Dengue virus affects millions of people worldwide each year. To date, there is no drug for the treatment of dengue-associated disease. Nucleosides are effective antivirals and work by inhibiting the accurate replication of the viral genome. Nucleobases offer a cheaper alternative to nucleosides for broad antiviral applications. Metabolic activation of nucleobases involves condensation with 5-phosphoribosyl-1-pyrophosphate to give the corresponding nucleoside-5'-monophosphate. This could provide an alternative to phosphorylation of a nucleoside, a step that is often rate limiting and inefficient in activation of nucleosides. We evaluated more than 30 nucleobases and corresponding nucleosides for their antiviral activity against dengue virus. Five nucleobases and two nucleosides were found to induce potent antiviral effects not previously described. Our studies further revealed that nucleobases were usually more active with a better tissue culture therapeutic index than their corresponding nucleosides. The development of viral lethal mutagenesis, an antiviral approach that takes into account the quasispecies behavior of RNA viruses, represents an exciting prospect not yet studied in the context of dengue replication. Passage of the virus in the presence of the nucleobase 3a (T-1105) and corresponding nucleoside 3b (T-1106), favipiravir derivatives, induced an increase in apparent mutations, indicating lethal mutagenesis as a possible antiviral mechanism. A more concerted and widespread screening of nucleobase libraries is a very promising approach to identify dengue virus inhibitors including those that may act as viral mutagens.

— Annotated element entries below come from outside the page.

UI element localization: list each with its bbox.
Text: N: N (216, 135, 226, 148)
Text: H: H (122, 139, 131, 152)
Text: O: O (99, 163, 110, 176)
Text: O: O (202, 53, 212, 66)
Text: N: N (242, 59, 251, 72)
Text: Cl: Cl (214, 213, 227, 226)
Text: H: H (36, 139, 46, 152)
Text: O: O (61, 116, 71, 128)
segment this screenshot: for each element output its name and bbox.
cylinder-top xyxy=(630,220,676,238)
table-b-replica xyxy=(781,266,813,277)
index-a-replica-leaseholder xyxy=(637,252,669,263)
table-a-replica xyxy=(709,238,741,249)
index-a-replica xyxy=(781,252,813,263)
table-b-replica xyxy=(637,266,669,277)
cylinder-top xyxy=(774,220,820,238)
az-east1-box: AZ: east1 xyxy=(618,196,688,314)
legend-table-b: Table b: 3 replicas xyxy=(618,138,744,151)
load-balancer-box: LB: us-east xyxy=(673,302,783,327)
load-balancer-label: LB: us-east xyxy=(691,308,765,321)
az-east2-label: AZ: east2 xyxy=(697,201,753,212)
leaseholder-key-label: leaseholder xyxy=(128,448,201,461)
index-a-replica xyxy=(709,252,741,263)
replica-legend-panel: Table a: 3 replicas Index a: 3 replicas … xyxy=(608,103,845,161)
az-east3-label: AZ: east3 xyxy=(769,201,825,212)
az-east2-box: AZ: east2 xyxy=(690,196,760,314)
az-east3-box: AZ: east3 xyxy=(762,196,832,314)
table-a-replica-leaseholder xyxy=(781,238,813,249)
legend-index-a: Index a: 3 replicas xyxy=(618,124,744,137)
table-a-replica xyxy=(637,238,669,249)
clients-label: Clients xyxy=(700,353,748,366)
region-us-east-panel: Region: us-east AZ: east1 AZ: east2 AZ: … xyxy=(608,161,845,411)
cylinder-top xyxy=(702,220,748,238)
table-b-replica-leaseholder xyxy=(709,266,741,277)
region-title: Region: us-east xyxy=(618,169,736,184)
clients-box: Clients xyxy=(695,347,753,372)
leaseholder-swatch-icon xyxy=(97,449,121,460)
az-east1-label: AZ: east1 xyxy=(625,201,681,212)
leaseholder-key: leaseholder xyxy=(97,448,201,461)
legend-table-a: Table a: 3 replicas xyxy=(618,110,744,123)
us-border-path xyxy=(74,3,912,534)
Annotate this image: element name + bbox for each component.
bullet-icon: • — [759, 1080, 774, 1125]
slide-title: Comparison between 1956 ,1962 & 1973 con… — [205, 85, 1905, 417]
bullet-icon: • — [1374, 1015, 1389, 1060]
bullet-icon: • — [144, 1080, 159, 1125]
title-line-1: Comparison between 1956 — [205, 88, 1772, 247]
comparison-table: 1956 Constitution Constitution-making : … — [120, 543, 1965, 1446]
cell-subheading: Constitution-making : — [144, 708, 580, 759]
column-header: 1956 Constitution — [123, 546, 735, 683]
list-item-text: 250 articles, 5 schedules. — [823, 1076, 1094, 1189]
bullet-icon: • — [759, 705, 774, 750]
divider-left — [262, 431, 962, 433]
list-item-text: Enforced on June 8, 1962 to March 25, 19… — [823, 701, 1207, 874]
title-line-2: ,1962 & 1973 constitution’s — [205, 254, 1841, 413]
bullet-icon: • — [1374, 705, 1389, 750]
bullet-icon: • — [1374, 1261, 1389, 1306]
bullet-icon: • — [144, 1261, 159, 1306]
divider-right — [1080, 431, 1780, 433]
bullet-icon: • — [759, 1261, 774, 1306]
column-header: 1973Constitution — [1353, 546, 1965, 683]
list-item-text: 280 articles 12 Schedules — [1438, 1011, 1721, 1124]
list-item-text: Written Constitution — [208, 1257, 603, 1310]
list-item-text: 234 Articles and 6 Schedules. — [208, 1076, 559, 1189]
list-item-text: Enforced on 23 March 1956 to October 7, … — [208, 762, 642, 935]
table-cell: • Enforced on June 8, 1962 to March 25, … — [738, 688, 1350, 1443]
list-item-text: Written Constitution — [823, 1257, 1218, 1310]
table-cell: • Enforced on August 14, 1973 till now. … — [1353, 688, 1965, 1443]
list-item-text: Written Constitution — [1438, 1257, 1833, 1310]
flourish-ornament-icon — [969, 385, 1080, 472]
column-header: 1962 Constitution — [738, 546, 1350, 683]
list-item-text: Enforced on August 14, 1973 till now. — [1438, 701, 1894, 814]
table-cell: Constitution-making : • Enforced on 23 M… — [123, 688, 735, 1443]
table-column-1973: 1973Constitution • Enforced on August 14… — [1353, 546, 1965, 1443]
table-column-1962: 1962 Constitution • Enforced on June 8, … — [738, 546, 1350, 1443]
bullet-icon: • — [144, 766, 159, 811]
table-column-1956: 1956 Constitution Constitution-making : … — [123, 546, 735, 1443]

Structure-activity relationships and design of viral mutagens and application to lethal mutagenesis.

While mutation is the driving force behind evolution, most mutations are detrimental; therefore, elevating the mutation rate of a virus should diminish fitness. Because riboviruses and retroviruses have high mutation rates, a small increase in their mutation rates could exceed their threshold of viability. This approach, elevation of the viral mutation rate beyond the threshold of viability, extinction catastrophe or lethal mutagenesis, was proposed over a decade ago as a novel chemotherapeutic strategy. Extinction catastrophe induced by promutagenic nucleosides has been demonstrated in cell culture models, but most mutagens are carcinogenic and are poorly tolerated. Thus, clinical translation of viral mutagens has been difficult, casting doubt on the clinical viability of this strategy. This Perspective covers recent advances in the use of promutagenic nucleosides and the Vif-APOBEC interaction as chemotherapeutic strategies for targeting viral mutation rates.

Efficient synthesis of benzamide riboside, a potential anticancer agent.

An efficient five step synthesis of benzamide riboside (BR) amenable for a large scale synthesis has been developed. It allows for extensive pre-clinical studies of BR as a potential anticancer agent.